The Book of Right
Posted by RycePapers | Filed under RycePapers
Occasionally in my consulting work people tell me they have a strong sense of right and wrong. I reply most everyone does: it is just that each of our ‘senses’ of right and wrong is somewhat different. One woman told me her co-workers were disrespectful (her judgment), and shouldn’t do certain things (in her opinion), and should do their job (as she defined proper employee behaviour). I saw how her expectations framed her view of the world.
As the Buddha said: All unhappiness comes from unmet expectations. We each have expectations, and recognizing them is a key life skill. With this recent consulting client, when she would share an opinion, I would reply: “Is that from The Book of Right?” It became a joke. Each of us is reading from The Book of Right yet where does our sense of right and wrong come from?
Many years ago I learned a model of human behavior. Think of it like a doughnut with outer crust, inner filling, and a centre. The outside crust is our actions and words, the things we say and do. Choosing what to say and do is driven by our feelings, the inner filling. Where those feelings come from is driven by our centre or core: our beliefs, our values, and our needs. Change comes from the core, not the outer crust. The people who were doing things wrong, in my client’s opinion, acted based on their core beliefs, reading from their Book of Right.

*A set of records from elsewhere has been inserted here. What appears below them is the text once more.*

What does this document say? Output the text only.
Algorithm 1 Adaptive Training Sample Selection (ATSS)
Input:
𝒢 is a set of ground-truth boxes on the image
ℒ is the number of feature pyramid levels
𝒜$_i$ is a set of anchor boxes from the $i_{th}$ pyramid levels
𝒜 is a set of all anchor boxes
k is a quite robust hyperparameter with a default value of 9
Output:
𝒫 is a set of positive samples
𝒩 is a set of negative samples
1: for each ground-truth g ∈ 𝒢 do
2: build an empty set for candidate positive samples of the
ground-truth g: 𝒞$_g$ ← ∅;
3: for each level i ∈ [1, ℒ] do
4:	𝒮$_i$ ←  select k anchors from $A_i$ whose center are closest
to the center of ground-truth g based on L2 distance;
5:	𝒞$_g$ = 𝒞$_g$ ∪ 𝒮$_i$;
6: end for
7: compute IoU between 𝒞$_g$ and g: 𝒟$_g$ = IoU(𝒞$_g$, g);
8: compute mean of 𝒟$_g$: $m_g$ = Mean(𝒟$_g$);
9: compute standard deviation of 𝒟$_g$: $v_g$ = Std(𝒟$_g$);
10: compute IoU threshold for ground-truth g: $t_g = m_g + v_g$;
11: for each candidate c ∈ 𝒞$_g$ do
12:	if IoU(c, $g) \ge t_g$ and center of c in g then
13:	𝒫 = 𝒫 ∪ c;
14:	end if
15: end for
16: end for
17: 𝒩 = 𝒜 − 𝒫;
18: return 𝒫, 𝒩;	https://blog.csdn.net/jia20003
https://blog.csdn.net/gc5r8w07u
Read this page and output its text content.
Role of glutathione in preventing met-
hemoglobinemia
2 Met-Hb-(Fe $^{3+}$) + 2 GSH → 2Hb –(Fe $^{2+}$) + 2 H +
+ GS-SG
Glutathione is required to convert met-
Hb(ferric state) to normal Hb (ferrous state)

Cloaking ourselves with the expression ‘I have a strong sense of right and wrong’ excludes other people and judges them as possessing poor decision-making skills, or lacking in moral virtues. If we recognized a strong sense of right and wrong is often our opinion, and others may have another preference or style, then we can open up a more productive discussion, in my opinion ;-). I am not talking here about illegal, mean, or harmful behaviour as acceptable; I am focused on differing methods or styles. For example, my process is to pay my property taxes on the day I receive the bill, and you pay it on the due date. Is one method wrong?
Situations become complicated when we realize that sometimes our message, what we say, does not agree with what we do. Have you ever told people you were going to start a fitness program and didn’t? Or a savings program? Or eat more green vegetables? Long ago I decided it is hard enough for me to change myself, so changing other people is out of the question. I will present opinions or I will share ideas, and then my part in the interaction is over. Now it is your turn. As Byron Katie said: It is not your job to understand me, it is mine.
Just so I am clear, I am speaking here about preferences. I am not talking about people promising they will let your dog out while you are away for a day, and not showing up. That is intolerable. Commitments are different from one’s expectations of how something is done right.
If you want to see an excellent 8 minute presentation on expectations, here is the link.
This week a friend called me outlining trouble with a relative. I told my friend she is perfect and whole exactly as she is, and her feelings of being criticized were legitimate. Her relative was looking for her “flaws.” Many people are not conscious of the toxic load of expectations they dump on to others. I am grateful to a book called ‘The Sedona Method’ for showing me how to identify my feelings, pause, and then choose what to do with them. If we look to find the good in someone, we have less time for the negative. Who likes to be corrected? Who wants to be someone else’s continuous improvement project? Who feels enriched by another’s criticism?
Becoming conscious of what is driving your thoughts, words and deeds is a step in understanding why you do (or don’t do) what you do. You could start by examining the things in your life that repeatedly give you trouble. You may be surprised to discover it is not the world that is reading from The Book of Wrong, it’s just you may want to add a few new chapters in your version of The Book of Right.
That is what’s on my mind today, what do you think?